Você paga por uma semana e fica livre de filas. E pode renovar a cada semana. É uma maravilha... mas...
O
problema, na verdade, não foi com o cartão. Foi mesmo com a comunicação. E
"traduzir" contextos culturais é quase impossível para qualquer
viajante de língua estrangeira.
Bem...
você pode usar este cartão à vontade, por uma semana, no sistema pré-pago. E eu
estava usufruindo literalmente da facilidade, pois se há uma coisa que gosto de
fazer é caminhar muito... e Paris é pródiga em lugares para visitar.
Numa
dessas, estava fazendo uma conexão entre o metrô e a linha C. Como são sistemas
um pouco diferentes, as tarifas também são diferentes, o que exige que um
portador do cartão "Navigo" tenha de passar por outra roleta, para
fazer a conexão.
Foi
aí que deu o problema: eu saí da plataforma da linha C e, imediatamente, me
dirigi para a linha 8 do metrô.
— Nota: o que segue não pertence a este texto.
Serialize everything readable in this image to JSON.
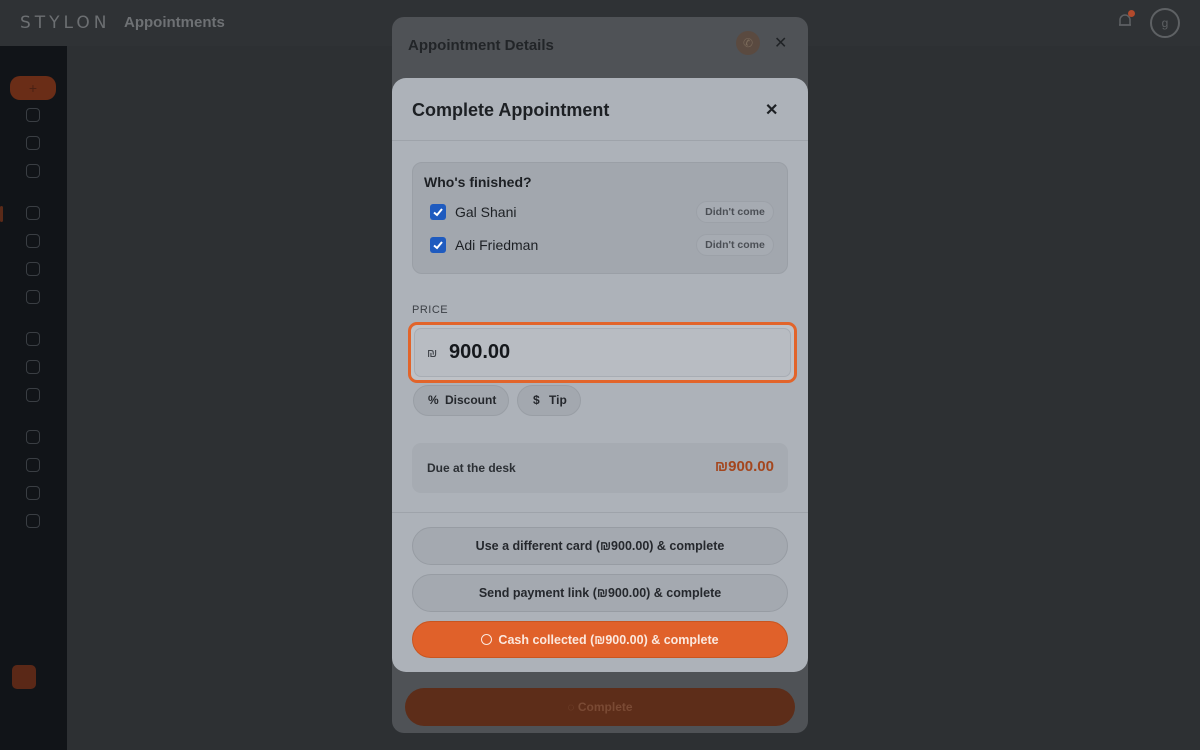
{
  "app": {
    "brand": "STYLON",
    "page_title": "Appointments",
    "avatar_initial": "g"
  },
  "background": {
    "details_title": "Appointment Details",
    "complete_label": "Complete"
  },
  "modal": {
    "title": "Complete Appointment",
    "who_title": "Who's finished?",
    "participants": [
      {
        "name": "Gal Shani",
        "checked": true,
        "no_show_label": "Didn't come"
      },
      {
        "name": "Adi Friedman",
        "checked": true,
        "no_show_label": "Didn't come"
      }
    ],
    "price_label": "PRICE",
    "currency_symbol": "₪",
    "price_value": "900.00",
    "discount_icon": "%",
    "discount_label": "Discount",
    "tip_icon": "$",
    "tip_label": "Tip",
    "due_label": "Due at the desk",
    "due_value": "₪900.00",
    "actions": {
      "different_card": "Use a different card (₪900.00) & complete",
      "payment_link": "Send payment link (₪900.00) & complete",
      "cash": "Cash collected (₪900.00) & complete"
    }
  },
  "colors": {
    "accent": "#e2642a",
    "checkbox": "#1f5bbf",
    "due_value": "#a4461d"
  }
}
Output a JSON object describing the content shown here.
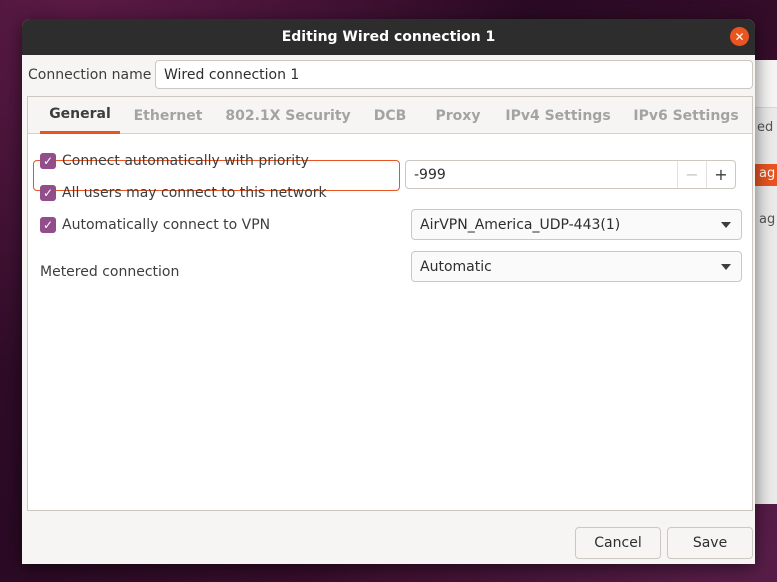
{
  "background_window": {
    "text1": "ed",
    "badge": "ag",
    "text2": "ag"
  },
  "dialog": {
    "title": "Editing Wired connection 1",
    "close_icon": "close-icon",
    "connection_name_label": "Connection name",
    "connection_name_value": "Wired connection 1",
    "tabs": [
      {
        "label": "General",
        "active": true
      },
      {
        "label": "Ethernet",
        "active": false
      },
      {
        "label": "802.1X Security",
        "active": false
      },
      {
        "label": "DCB",
        "active": false
      },
      {
        "label": "Proxy",
        "active": false
      },
      {
        "label": "IPv4 Settings",
        "active": false
      },
      {
        "label": "IPv6 Settings",
        "active": false
      }
    ],
    "general": {
      "auto_connect_label": "Connect automatically with priority",
      "auto_connect_checked": true,
      "priority_value": "-999",
      "minus": "−",
      "plus": "+",
      "all_users_label": "All users may connect to this network",
      "all_users_checked": true,
      "auto_vpn_label": "Automatically connect to VPN",
      "auto_vpn_checked": true,
      "vpn_selected": "AirVPN_America_UDP-443(1)",
      "metered_label": "Metered connection",
      "metered_selected": "Automatic"
    },
    "buttons": {
      "cancel": "Cancel",
      "save": "Save"
    }
  },
  "colors": {
    "accent": "#e95420",
    "checkbox": "#924d8b",
    "titlebar": "#2d2d2d"
  }
}
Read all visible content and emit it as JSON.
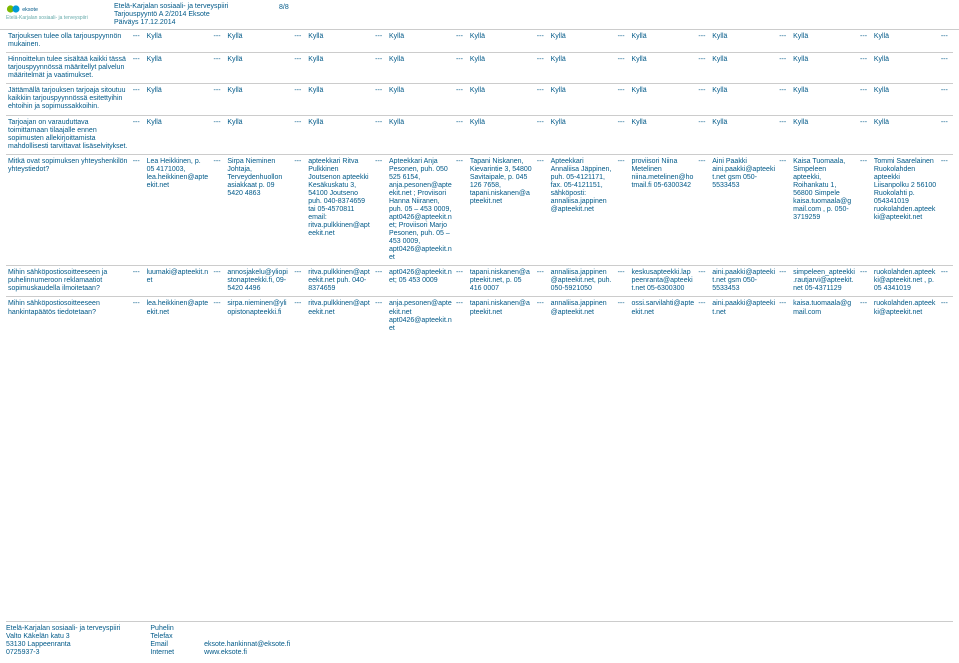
{
  "logo_sub": "Etelä-Karjalan sosiaali- ja terveyspiiri",
  "meta": {
    "line1": "Etelä-Karjalan sosiaali- ja terveyspiiri",
    "line2": "Tarjouspyyntö A 2/2014 Eksote",
    "line3": "Päiväys 17.12.2014"
  },
  "page_no": "8/8",
  "dash": "---",
  "kylla": "Kyllä",
  "rows": {
    "r1_label": "Tarjouksen tulee olla tarjouspyynnön mukainen.",
    "r2_label": "Hinnoittelun tulee sisältää kaikki tässä tarjouspyynnössä määritellyt palvelun määritelmät ja vaatimukset.",
    "r3_label": "Jättämällä tarjouksen tarjoaja sitoutuu kaikkiin tarjouspyynnössä esitettyihin ehtoihin ja sopimussakkoihin.",
    "r4_label": "Tarjoajan on varauduttava toimittamaan tilaajalle ennen sopimusten allekirjoittamista mahdollisesti tarvittavat lisäselvitykset.",
    "r5_label": "Mitkä ovat sopimuksen yhteyshenkilön yhteystiedot?",
    "r5_v1": "Lea Heikkinen, p. 05 4171003, lea.heikkinen@apteekit.net",
    "r5_v2": "Sirpa Nieminen Johtaja, Terveydenhuollon asiakkaat p. 09 5420 4863",
    "r5_v3": "apteekkari Ritva Pulkkinen Joutsenon apteekki Kesäkuskatu 3, 54100 Joutseno puh. 040-8374659 tai 05-4570811 email: ritva.pulkkinen@apteekit.net",
    "r5_v4": "Apteekkari Anja Pesonen, puh. 050 525 6154, anja.pesonen@apteekit.net ; Proviisori Hanna Niiranen, puh. 05 – 453 0009, apt0426@apteekit.net; Proviisori Marjo Pesonen, puh. 05 – 453 0009, apt0426@apteekit.net",
    "r5_v5": "Tapani Niskanen, Kievarintie 3, 54800 Savitaipale, p. 045 126 7658, tapani.niskanen@apteekit.net",
    "r5_v6": "Apteekkari Annaliisa Jäppinen, puh. 05-4121171, fax. 05-4121151, sähköposti: annaliisa.jappinen@apteekit.net",
    "r5_v7": "proviisori Niina Metelinen niina.metelinen@hotmail.fi 05-6300342",
    "r5_v8": "Aini Paakki aini.paakki@apteekit.net gsm 050-5533453",
    "r5_v9": "Kaisa Tuomaala, Simpeleen apteekki, Roihankatu 1, 56800 Simpele kaisa.tuomaala@gmail.com , p. 050-3719259",
    "r5_v10": "Tommi Saarelainen Ruokolahden apteekki Liisanpolku 2 56100 Ruokolahti p. 054341019 ruokolahden.apteekki@apteekit.net",
    "r6_label": "Mihin sähköpostiosoitteeseen ja puhelinnumeroon reklamaatiot sopimuskaudella ilmoitetaan?",
    "r6_v1": "luumaki@apteekit.net",
    "r6_v2": "annosjakelu@yliopistonapteekki.fi, 09-5420 4496",
    "r6_v3": "ritva.pulkkinen@apteekit.net puh. 040-8374659",
    "r6_v4": "apt0426@apteekit.net; 05 453 0009",
    "r6_v5": "tapani.niskanen@apteekit.net, p. 05 416 0007",
    "r6_v6": "annaliisa.jappinen@apteekit.net, puh. 050-5921050",
    "r6_v7": "keskusapteekki.lappeenranta@apteekit.net  05-6300300",
    "r6_v8": "aini.paakki@apteekit.net gsm 050-5533453",
    "r6_v9": "simpeleen_apteekki.rautjarvi@apteekit.net 05-4371129",
    "r6_v10": "ruokolahden.apteekki@apteekit.net , p. 05 4341019",
    "r7_label": "Mihin sähköpostiosoitteeseen hankintapäätös tiedotetaan?",
    "r7_v1": "lea.heikkinen@apteekit.net",
    "r7_v2": "sirpa.nieminen@yliopistonapteekki.fi",
    "r7_v3": "ritva.pulkkinen@apteekit.net",
    "r7_v4": "anja.pesonen@apteekit.net apt0426@apteekit.net",
    "r7_v5": "tapani.niskanen@apteekit.net",
    "r7_v6": "annaliisa.jappinen@apteekit.net",
    "r7_v7": "ossi.sarvilahti@apteekit.net",
    "r7_v8": "aini.paakki@apteekit.net",
    "r7_v9": "kaisa.tuomaala@gmail.com",
    "r7_v10": "ruokolahden.apteekki@apteekit.net"
  },
  "footer": {
    "addr1": "Etelä-Karjalan sosiaali- ja terveyspiiri",
    "addr2": "Valto Käkelän katu 3",
    "addr3": "53130 Lappeenranta",
    "addr4": "0725937-3",
    "c2_1": "Puhelin",
    "c2_2": "Telefax",
    "c2_3": "Email",
    "c2_4": "Internet",
    "c3_3": "eksote.hankinnat@eksote.fi",
    "c3_4": "www.eksote.fi"
  }
}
Só que o cartão não funcionou. Não liberava a roleta
de jeito nenhum.
Ué...
o que estava acontecendo? Me dirigi à bilheteria, pois tecnologia também
falha. Só não contava que gentileza também falha, em qualquer lugar do
mundo... e aquele francês era um dos exemplares da espécie "grosseria".
Estupidez
à parte, mostrei meu cartão e disse-lhe que não estava funcionando. Ele tomou o
cartão, conferiu que era válido e "rosnou" algo que não entendi. Pedi
que repetisse e ele, de novo rosnou algo que decifrei como um enigma: parecia
me dizer para colocar "a mão à direita".
Enquanto
ele atendia o seguinte da fila, sem me dar mais a menor atenção, tentei
desvendar o que queria dizer. A ordem não coincidia com a prática. Mão à
direita? Será que meu francês estava tão ruim assim? Eu não deveria ter
entendido ou, na certa, seria uma expressão idiomática.
Como
linguista, optei pela expressão idiomática e me dirigi às roletas devagar,
tentando desvendar o enigma.
Vi,
ao lado direito da última roleta, uma máquina de atendimento automático, de
validação desse tipo de cartão. Ah, provavelmente, se eu tivesse entendido as
palavras da frase e se a frase era uma expressão idiomática, talvez pudesse
querer dizer que eu teria de me dirigir à máquina, à direita, para revalidar
meu cartão. Esses comandos modernos automáticos fazem de tudo! E como meu
cartão estava com créditos, talvez fosse apenas para revalidar o mesmo.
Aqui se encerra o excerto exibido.